30.06.2010

-

hala yağmurlu hava..tatile çıkamayacağımın farkında sanırım.Yazlıklarımı çıkardım haftasonu, sanki giyebilecekmişim gibi, mini etekler, tiril tiril efil efil etekler,geçen seneden üzerinde deniz tuzu kalmış, rengi solmuş mayolar vs. Giyebildiklerim artık çok sınırlı, belli renkler, belli kesimler ve tek tip ayakkabılar.

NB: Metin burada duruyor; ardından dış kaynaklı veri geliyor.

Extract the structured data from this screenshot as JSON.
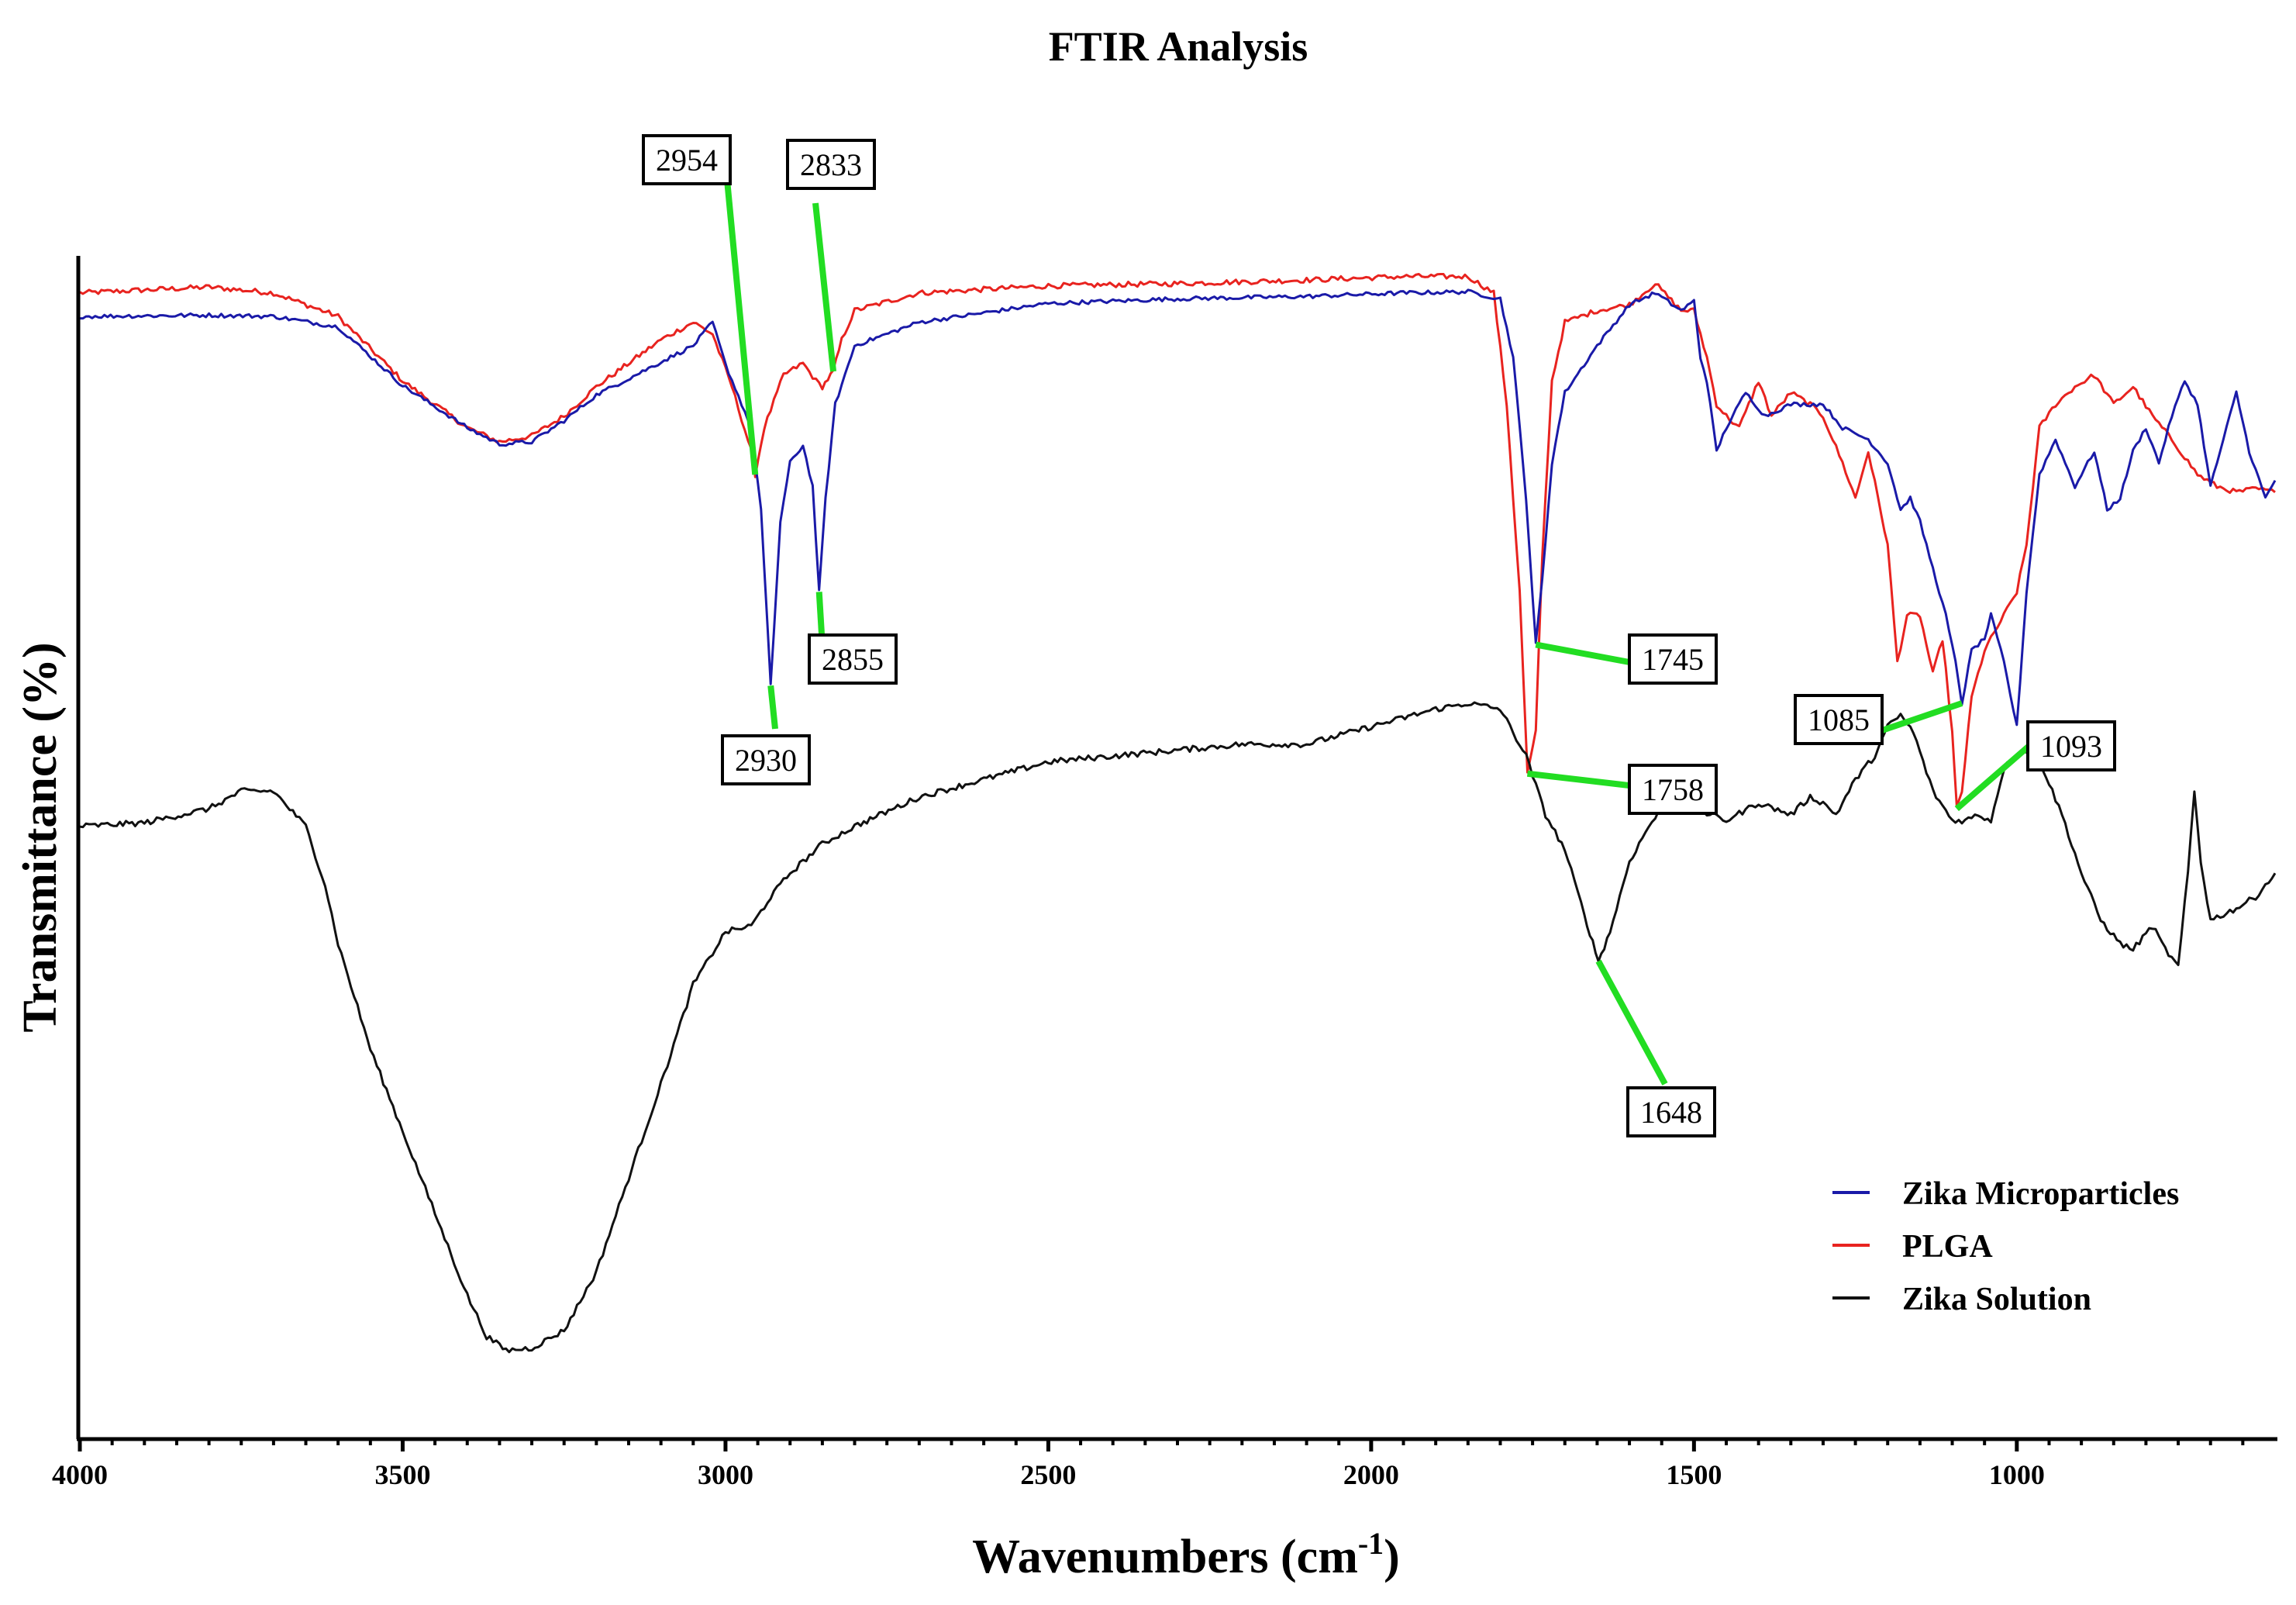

Tabii ki de unutulmuş kıyafetleri görmenin büyük mutluluğunu yaşadım, sanki üzerinde etiketi duran yeni bir kıyafet almış olmanın zevkiyle eş değer bir şey bu. Geçen seneden unutulan yazlıklar. İstersek o en çok sevdiğimiz kıyafetimiz olsun, en beğenerek aldığımız olsun, farketmez..Unutuyoruz işte.Araya giren 6ayda, mevsimdeki değişiklik bize yaza ait birçok şeyi unutturuyor.Ama bu sene birkaç şeyi unutmadım, unutamadım...güneşten ısınmış rahatsız tahta şezlonglarda yüzümde havlunun iplik izleri çıkana kadar, ağzımda salyayla akşamüstüne kadar uyuyakalmak. Hergün kendimi en az bir kere oraya götürüyorum.Özlüyorum..orayı,orayı unutturmayan şeyleri,orada hiç temelli kalmamama karşın temelli kalmayı özledim.